I’ve only seen report of one US fatality today. Maybe I’ve missed something, and maybe we aren’t getting all the numbers from the Pentagon, but today certainly seemed a lot different than yesterday. Despite protests spreading to additional cities, this widespread revolt seems in danger of petering out within a few days.

Too wildly optimistic? Maybe. Probably, in fact.

But the window for insurgents, fedayeen, and militiamen to really wreck some havoc is closing rapidly.

Ukrainian soldiers were ordered to pull out of al Kut when it began to look like they lacked the resources to do what needed to be done. I think they’re doing their best to isolate the city and are going to sit tight until some US troops can be dispatched to help.

The Italians in an Nasiriyah seem to be holding their own despite continuing battles for control of the city’s Euphrates bridges. The Spanish in Najaf are having a hard time of it, as they’re now trying to negotiate a return of control, but the Poles in Karbala seem to be doing fine. They killed the head of the city’s al Sadr office earlier today in fierce fighting.

marinesthumbsup.pngThe Marines in Fallujah and Ramadi seem to have things more or less under control, though a strong insurgent presence still festers. The San Jose Mercury News has this to say:

Witnesses in Ramadi said Marines who’d been fighting for 24 hours straight paused only to refill ammunition. Insurgents were getting the worst of it, as Marine snipers picked them off one by one.

There is certainly a lot yet to be done, but our troops seem to be getting a handle on things. Those that suggested we weren’t going into Fallujah because we were unable to appear to have been quite wrong. We seem to have waited until our ducks were in a row, then launched our operations methodically. I wrote on Friday

I think the fact that we didn’t go rushing headlong into the city on a “rescue” mission indicates that the Marines have a plan.

All of history indicates you don’t want to be on the receiving end when the US Marines have a plan.

The bad guys might go down in twos or threes, they might go down by the dozen, or they might only go down one at a time to a sniper’s bullet.

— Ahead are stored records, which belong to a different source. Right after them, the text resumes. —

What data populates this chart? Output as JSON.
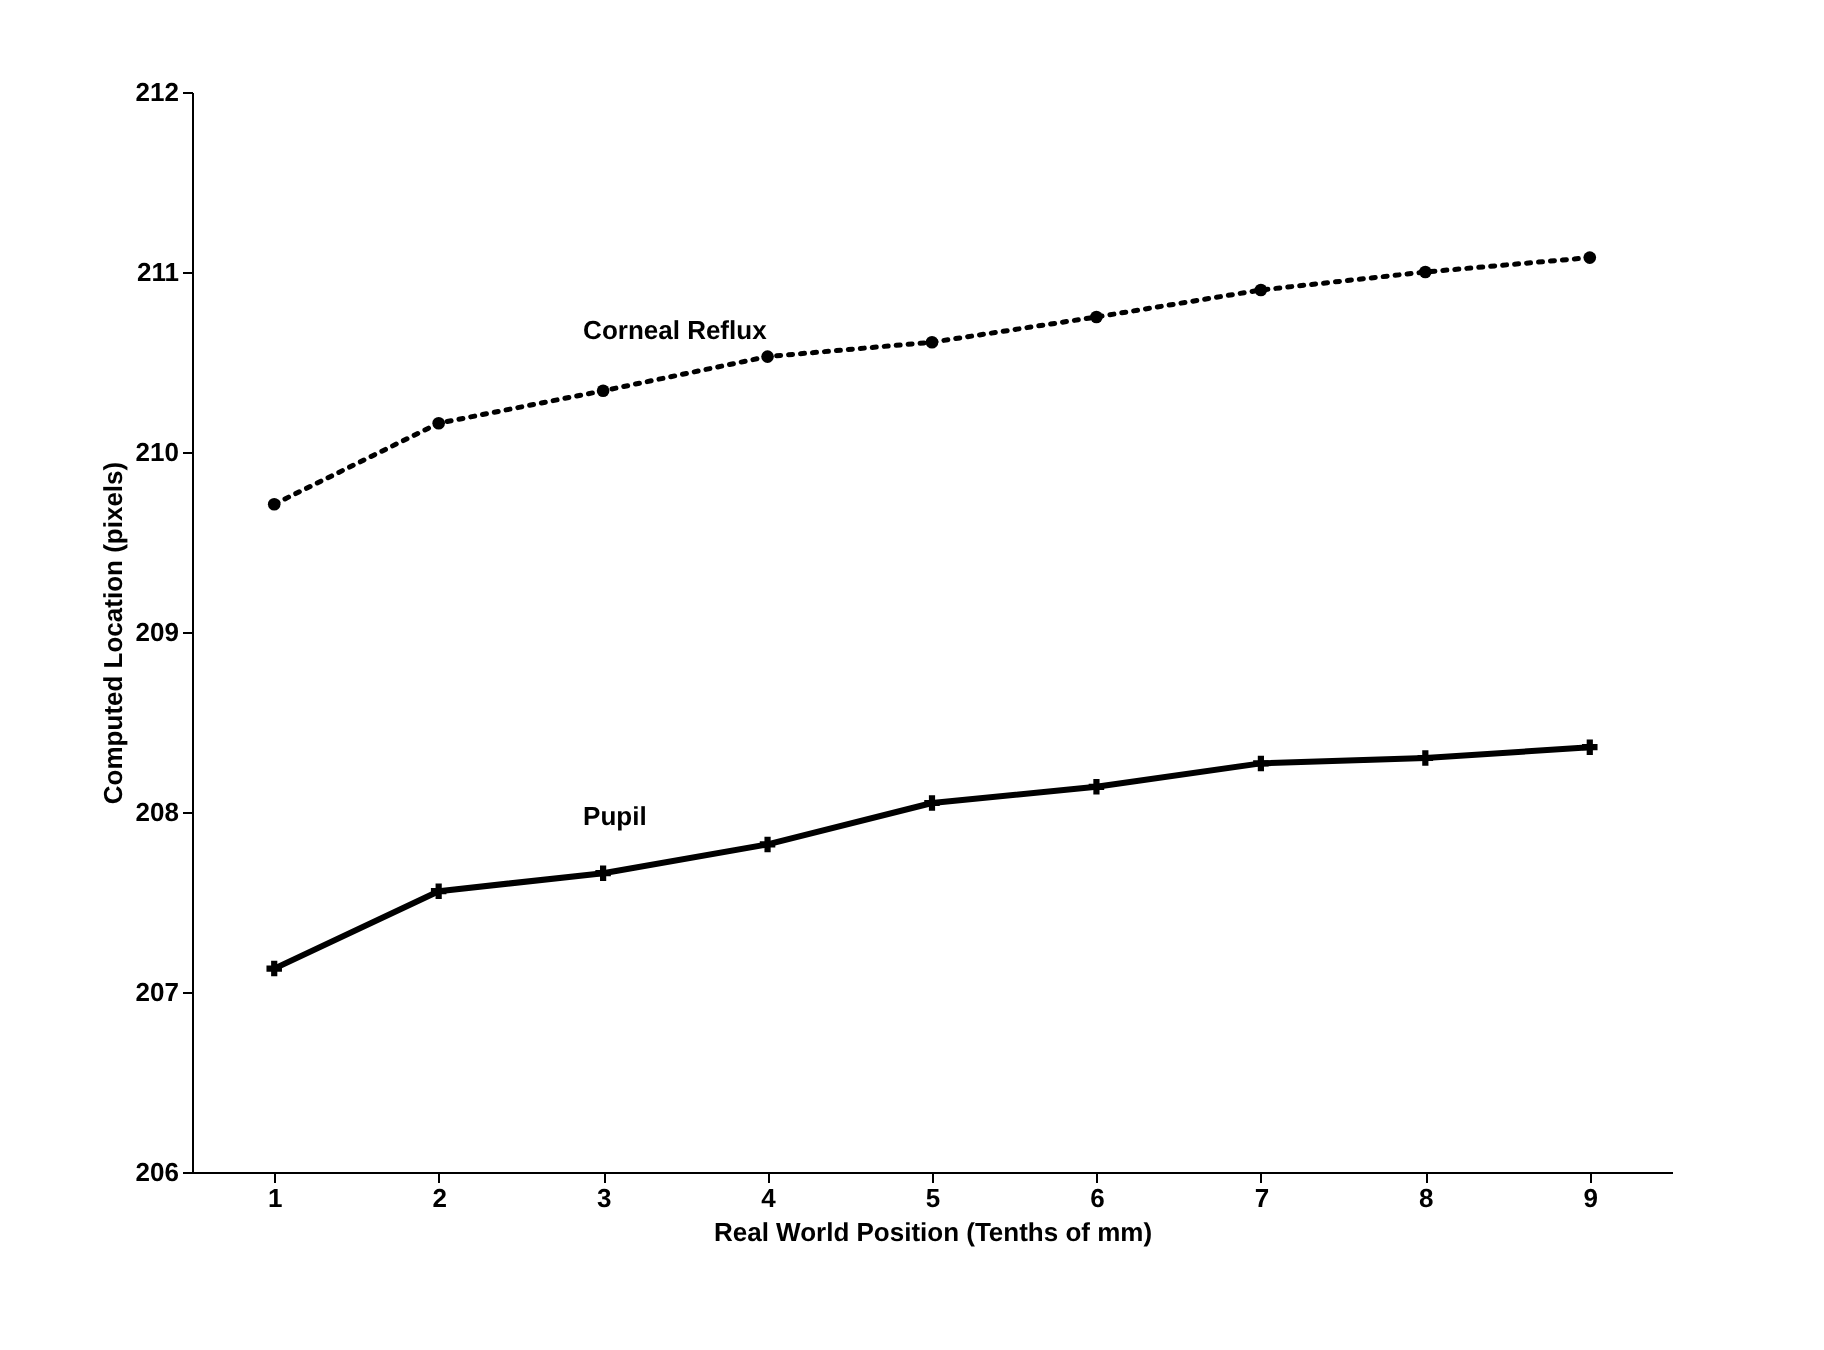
{
  "chart_data": {
    "type": "line",
    "xlabel": "Real World Position (Tenths of mm)",
    "ylabel": "Computed Location (pixels)",
    "x": [
      1,
      2,
      3,
      4,
      5,
      6,
      7,
      8,
      9
    ],
    "xlim": [
      0.5,
      9.5
    ],
    "xticks": [
      1,
      2,
      3,
      4,
      5,
      6,
      7,
      8,
      9
    ],
    "ylim": [
      206,
      212
    ],
    "yticks": [
      206,
      207,
      208,
      209,
      210,
      211,
      212
    ],
    "grid": false,
    "series": [
      {
        "name": "Corneal Reflux",
        "color": "#000000",
        "marker": "circle",
        "line_style": "dotted",
        "values": [
          209.71,
          210.16,
          210.34,
          210.53,
          210.61,
          210.75,
          210.9,
          211.0,
          211.08
        ]
      },
      {
        "name": "Pupil",
        "color": "#000000",
        "marker": "cross",
        "line_style": "solid",
        "values": [
          207.13,
          207.56,
          207.66,
          207.82,
          208.05,
          208.14,
          208.27,
          208.3,
          208.36
        ]
      }
    ]
  }
}
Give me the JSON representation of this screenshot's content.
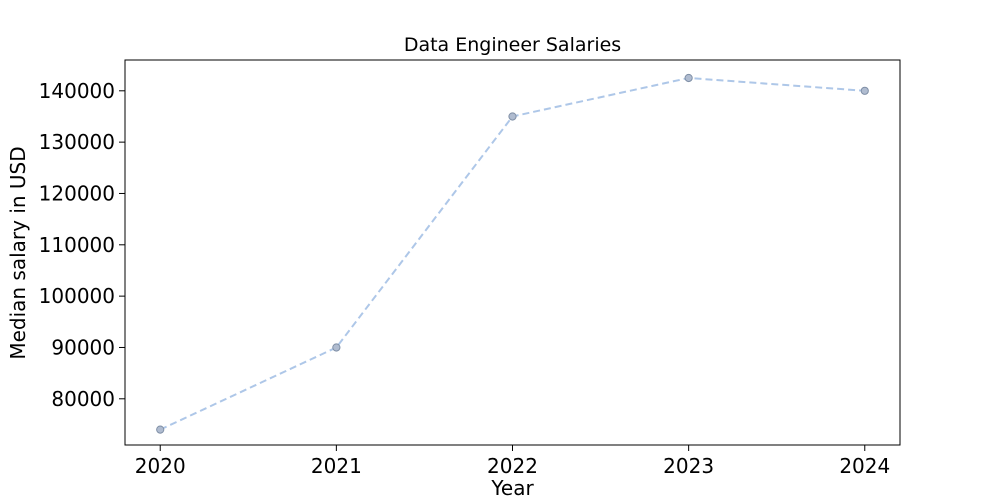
{
  "chart_data": {
    "type": "line",
    "title": "Data Engineer Salaries",
    "xlabel": "Year",
    "ylabel": "Median salary in USD",
    "x": [
      "2020",
      "2021",
      "2022",
      "2023",
      "2024"
    ],
    "series": [
      {
        "values": [
          74000,
          90000,
          135000,
          142500,
          140000
        ]
      }
    ],
    "xlim": [
      2019.8,
      2024.2
    ],
    "ylim": [
      71000,
      146000
    ],
    "yticks": [
      80000,
      90000,
      100000,
      110000,
      120000,
      130000,
      140000
    ],
    "grid": false,
    "line_style": "dashed",
    "line_color": "#aec7e8",
    "marker_fill": "#b0bcd0",
    "marker_edge": "#7f8fa6"
  }
}
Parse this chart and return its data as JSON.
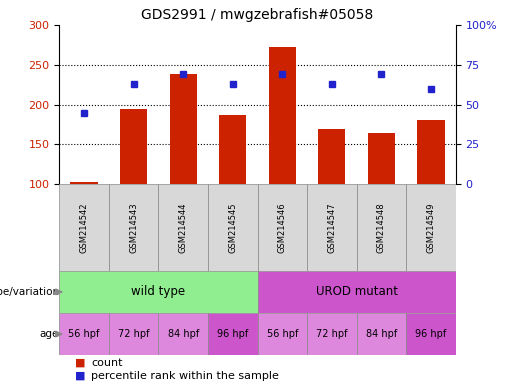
{
  "title": "GDS2991 / mwgzebrafish#05058",
  "samples": [
    "GSM214542",
    "GSM214543",
    "GSM214544",
    "GSM214545",
    "GSM214546",
    "GSM214547",
    "GSM214548",
    "GSM214549"
  ],
  "counts": [
    103,
    194,
    238,
    187,
    272,
    170,
    165,
    181
  ],
  "percentile_ranks": [
    45,
    63,
    69,
    63,
    69,
    63,
    69,
    60
  ],
  "count_baseline": 100,
  "ylim_left": [
    100,
    300
  ],
  "ylim_right": [
    0,
    100
  ],
  "yticks_left": [
    100,
    150,
    200,
    250,
    300
  ],
  "yticks_right": [
    0,
    25,
    50,
    75,
    100
  ],
  "yticklabels_right": [
    "0",
    "25",
    "50",
    "75",
    "100%"
  ],
  "bar_color": "#cc2200",
  "dot_color": "#2222cc",
  "genotype_groups": [
    {
      "label": "wild type",
      "start": 0,
      "end": 4,
      "color": "#90ee90"
    },
    {
      "label": "UROD mutant",
      "start": 4,
      "end": 8,
      "color": "#cc55cc"
    }
  ],
  "age_labels": [
    "56 hpf",
    "72 hpf",
    "84 hpf",
    "96 hpf",
    "56 hpf",
    "72 hpf",
    "84 hpf",
    "96 hpf"
  ],
  "age_colors": [
    "#dd88dd",
    "#dd88dd",
    "#dd88dd",
    "#cc55cc",
    "#dd88dd",
    "#dd88dd",
    "#dd88dd",
    "#cc55cc"
  ],
  "genotype_label": "genotype/variation",
  "age_label": "age",
  "legend_count_label": "count",
  "legend_pct_label": "percentile rank within the sample",
  "tick_label_color_left": "#cc2200",
  "tick_label_color_right": "#2222cc",
  "grid_lines": [
    150,
    200,
    250
  ],
  "bar_width": 0.55
}
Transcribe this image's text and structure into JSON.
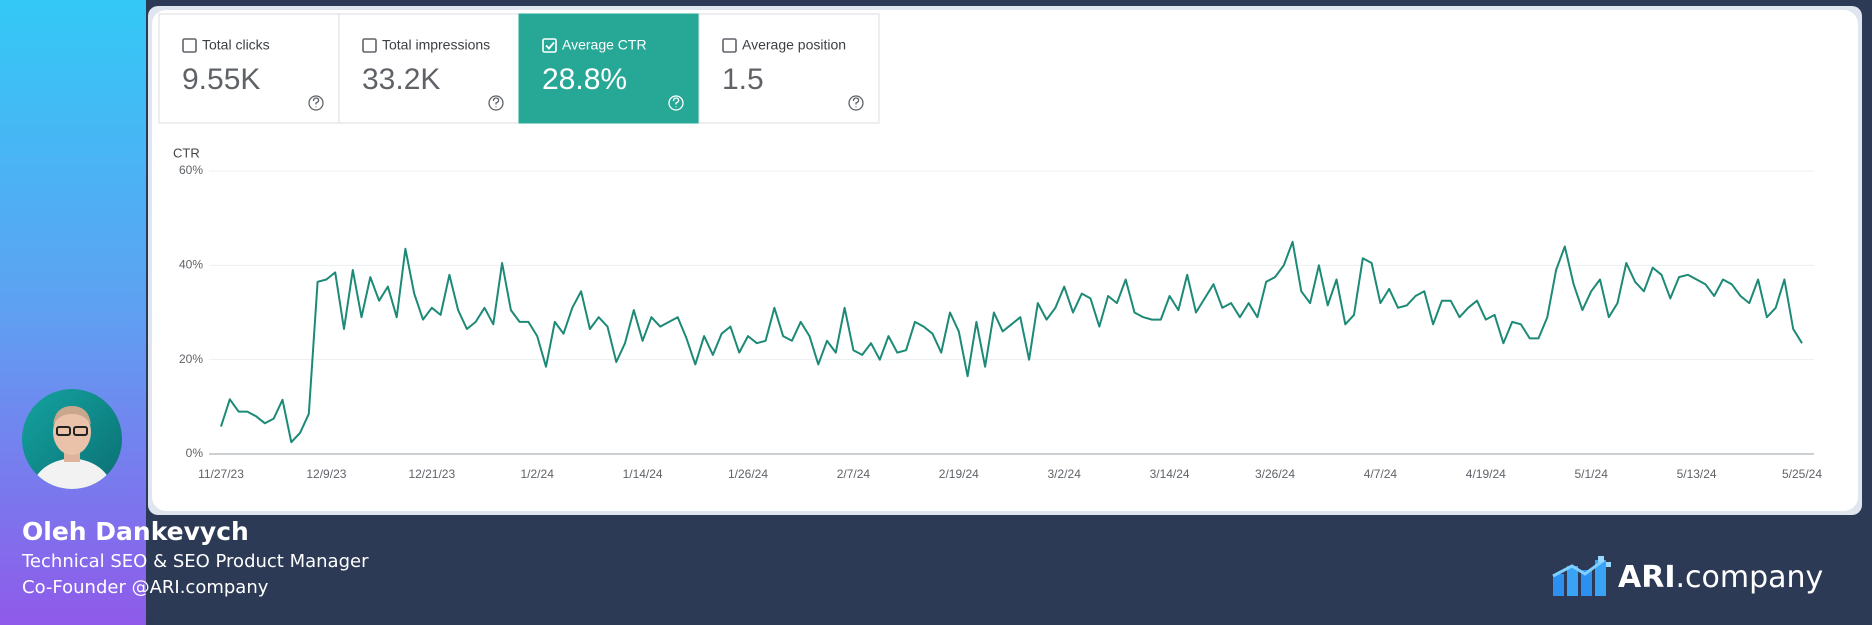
{
  "metrics": [
    {
      "label": "Total clicks",
      "value": "9.55K",
      "checked": false
    },
    {
      "label": "Total impressions",
      "value": "33.2K",
      "checked": false
    },
    {
      "label": "Average CTR",
      "value": "28.8%",
      "checked": true
    },
    {
      "label": "Average position",
      "value": "1.5",
      "checked": false
    }
  ],
  "accent": "#27a897",
  "chart_data": {
    "type": "line",
    "y_label": "CTR",
    "color": "#1c8a76",
    "x": [
      "11/27/23",
      "11/28/23",
      "11/29/23",
      "11/30/23",
      "12/1/23",
      "12/2/23",
      "12/3/23",
      "12/4/23",
      "12/5/23",
      "12/6/23",
      "12/7/23",
      "12/8/23",
      "12/9/23",
      "12/10/23",
      "12/11/23",
      "12/12/23",
      "12/13/23",
      "12/14/23",
      "12/15/23",
      "12/16/23",
      "12/17/23",
      "12/18/23",
      "12/19/23",
      "12/20/23",
      "12/21/23",
      "12/22/23",
      "12/23/23",
      "12/24/23",
      "12/25/23",
      "12/26/23",
      "12/27/23",
      "12/28/23",
      "12/29/23",
      "12/30/23",
      "12/31/23",
      "1/1/24",
      "1/2/24",
      "1/3/24",
      "1/4/24",
      "1/5/24",
      "1/6/24",
      "1/7/24",
      "1/8/24",
      "1/9/24",
      "1/10/24",
      "1/11/24",
      "1/12/24",
      "1/13/24",
      "1/14/24",
      "1/15/24",
      "1/16/24",
      "1/17/24",
      "1/18/24",
      "1/19/24",
      "1/20/24",
      "1/21/24",
      "1/22/24",
      "1/23/24",
      "1/24/24",
      "1/25/24",
      "1/26/24",
      "1/27/24",
      "1/28/24",
      "1/29/24",
      "1/30/24",
      "1/31/24",
      "2/1/24",
      "2/2/24",
      "2/3/24",
      "2/4/24",
      "2/5/24",
      "2/6/24",
      "2/7/24",
      "2/8/24",
      "2/9/24",
      "2/10/24",
      "2/11/24",
      "2/12/24",
      "2/13/24",
      "2/14/24",
      "2/15/24",
      "2/16/24",
      "2/17/24",
      "2/18/24",
      "2/19/24",
      "2/20/24",
      "2/21/24",
      "2/22/24",
      "2/23/24",
      "2/24/24",
      "2/25/24",
      "2/26/24",
      "2/27/24",
      "2/28/24",
      "2/29/24",
      "3/1/24",
      "3/2/24",
      "3/3/24",
      "3/4/24",
      "3/5/24",
      "3/6/24",
      "3/7/24",
      "3/8/24",
      "3/9/24",
      "3/10/24",
      "3/11/24",
      "3/12/24",
      "3/13/24",
      "3/14/24",
      "3/15/24",
      "3/16/24",
      "3/17/24",
      "3/18/24",
      "3/19/24",
      "3/20/24",
      "3/21/24",
      "3/22/24",
      "3/23/24",
      "3/24/24",
      "3/25/24",
      "3/26/24",
      "3/27/24",
      "3/28/24",
      "3/29/24",
      "3/30/24",
      "3/31/24",
      "4/1/24",
      "4/2/24",
      "4/3/24",
      "4/4/24",
      "4/5/24",
      "4/6/24",
      "4/7/24",
      "4/8/24",
      "4/9/24",
      "4/10/24",
      "4/11/24",
      "4/12/24",
      "4/13/24",
      "4/14/24",
      "4/15/24",
      "4/16/24",
      "4/17/24",
      "4/18/24",
      "4/19/24",
      "4/20/24",
      "4/21/24",
      "4/22/24",
      "4/23/24",
      "4/24/24",
      "4/25/24",
      "4/26/24",
      "4/27/24",
      "4/28/24",
      "4/29/24",
      "4/30/24",
      "5/1/24",
      "5/2/24",
      "5/3/24",
      "5/4/24",
      "5/5/24",
      "5/6/24",
      "5/7/24",
      "5/8/24",
      "5/9/24",
      "5/10/24",
      "5/11/24",
      "5/12/24",
      "5/13/24",
      "5/14/24",
      "5/15/24",
      "5/16/24",
      "5/17/24",
      "5/18/24",
      "5/19/24",
      "5/20/24",
      "5/21/24",
      "5/22/24",
      "5/23/24",
      "5/24/24",
      "5/25/24"
    ],
    "values": [
      5.8,
      11.6,
      9,
      9,
      8,
      6.5,
      7.5,
      11.5,
      2.5,
      4.5,
      8.5,
      36.5,
      37,
      38.5,
      26.5,
      39,
      29,
      37.5,
      32.5,
      35.5,
      29,
      43.5,
      34,
      28.5,
      31,
      29.5,
      38,
      30.5,
      26.5,
      28,
      31,
      27.5,
      40.5,
      30.5,
      28,
      28,
      25,
      18.5,
      28,
      25.5,
      31,
      34.5,
      26.5,
      29,
      27,
      19.5,
      23.5,
      30.5,
      24,
      29,
      27,
      28,
      29,
      24.5,
      19,
      25,
      21,
      25.5,
      27,
      21.5,
      25,
      23.5,
      24,
      31,
      25,
      24,
      28,
      25,
      19,
      24,
      21.5,
      31,
      22,
      21,
      23.5,
      20,
      25,
      21.5,
      22,
      28,
      27,
      25.5,
      21.5,
      30,
      26,
      16.5,
      28,
      18.5,
      30,
      26,
      27.5,
      29,
      20,
      32,
      28.5,
      31,
      35.5,
      30,
      34,
      33,
      27,
      33.5,
      32,
      37,
      30,
      29,
      28.5,
      28.5,
      33.5,
      30.5,
      38,
      30,
      33,
      36,
      31,
      32,
      29,
      32,
      29,
      36.5,
      37.5,
      40,
      45,
      34.5,
      32,
      40,
      31.5,
      37,
      27.5,
      29.5,
      41.5,
      40.5,
      32,
      35,
      31,
      31.5,
      33.5,
      34.5,
      27.5,
      32.5,
      32.5,
      29,
      31,
      32.5,
      28.5,
      29.5,
      23.5,
      28,
      27.5,
      24.5,
      24.5,
      29,
      39,
      44,
      36,
      30.5,
      34.5,
      37,
      29,
      32,
      40.5,
      36.5,
      34.5,
      39.5,
      38,
      33,
      37.5,
      38,
      37,
      36,
      33.5,
      37,
      36,
      33.5,
      32,
      37,
      29,
      31,
      37,
      26.5,
      23.5
    ],
    "ylim": [
      0,
      60
    ],
    "yticks": [
      {
        "value": 0,
        "label": "0%"
      },
      {
        "value": 20,
        "label": "20%"
      },
      {
        "value": 40,
        "label": "40%"
      },
      {
        "value": 60,
        "label": "60%"
      }
    ],
    "xticks": [
      "11/27/23",
      "12/9/23",
      "12/21/23",
      "1/2/24",
      "1/14/24",
      "1/26/24",
      "2/7/24",
      "2/19/24",
      "3/2/24",
      "3/14/24",
      "3/26/24",
      "4/7/24",
      "4/19/24",
      "5/1/24",
      "5/13/24",
      "5/25/24"
    ],
    "grid": true
  },
  "profile": {
    "name": "Oleh Dankevych",
    "lines": [
      "Technical SEO & SEO Product Manager",
      "Co-Founder @ARI.company"
    ]
  },
  "logo": {
    "brand": "ARI",
    "suffix": ".company"
  }
}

In any event, the bad guys go down.

Although I’m sure things aren’t quiet in Sadr City, there hasn’t been much in the way of big news out of there for a while. That probably means that US troops more or less have things in hand. That neighborhood has been rough for many months, and the gunfire and nightly RPG attacks aren’t anything new to the area. The Seattle PI has an AP story with this:

Hashem al-Husni, a photo store owner, pointed with disapproval to the armed militiamen on a rooftop and hundreds of their supporters gathered nearby.

“If they had jobs or money in their pockets, they would not be there. Years from now, they will be ashamed by what they are doing now,” he said.

If they’re alive years from now, they might be. But he raises a good point. If we can get this unrest under control, if we can continue to make progress re-establishing security and an economy in Iraq, if we can make daily life in Iraq good enough that fighting US soldiers looks like a bad alternative, these uprisings will fade away.

Those are all some big “if”s. We’re working on it, but we’ve got a long way to go. Until then, we’re going to be dealing with these sorts of flare-ups. We can probably keep putting them down forever if we want to. But we aren’t going to want to forever.

UPDATE: ACE has a great line in his latest:

Perhaps for the first time in history, the enemy forces are thinking they’d rather face the 82nd Airborne.

The 82nd didn’t receive all the “kinder, gentler” training that the Marines did. My guess is that the Marines wouldn’t mind a few 82nd boys at their side right now, though.


  1. I originally wrote ‘they go down’ instead of ‘the bad guys go down’ in this post. Upon rereading it this morning, I realized it wasn’t clear if I meant the insurgents or the Marines would be going down. I changed it.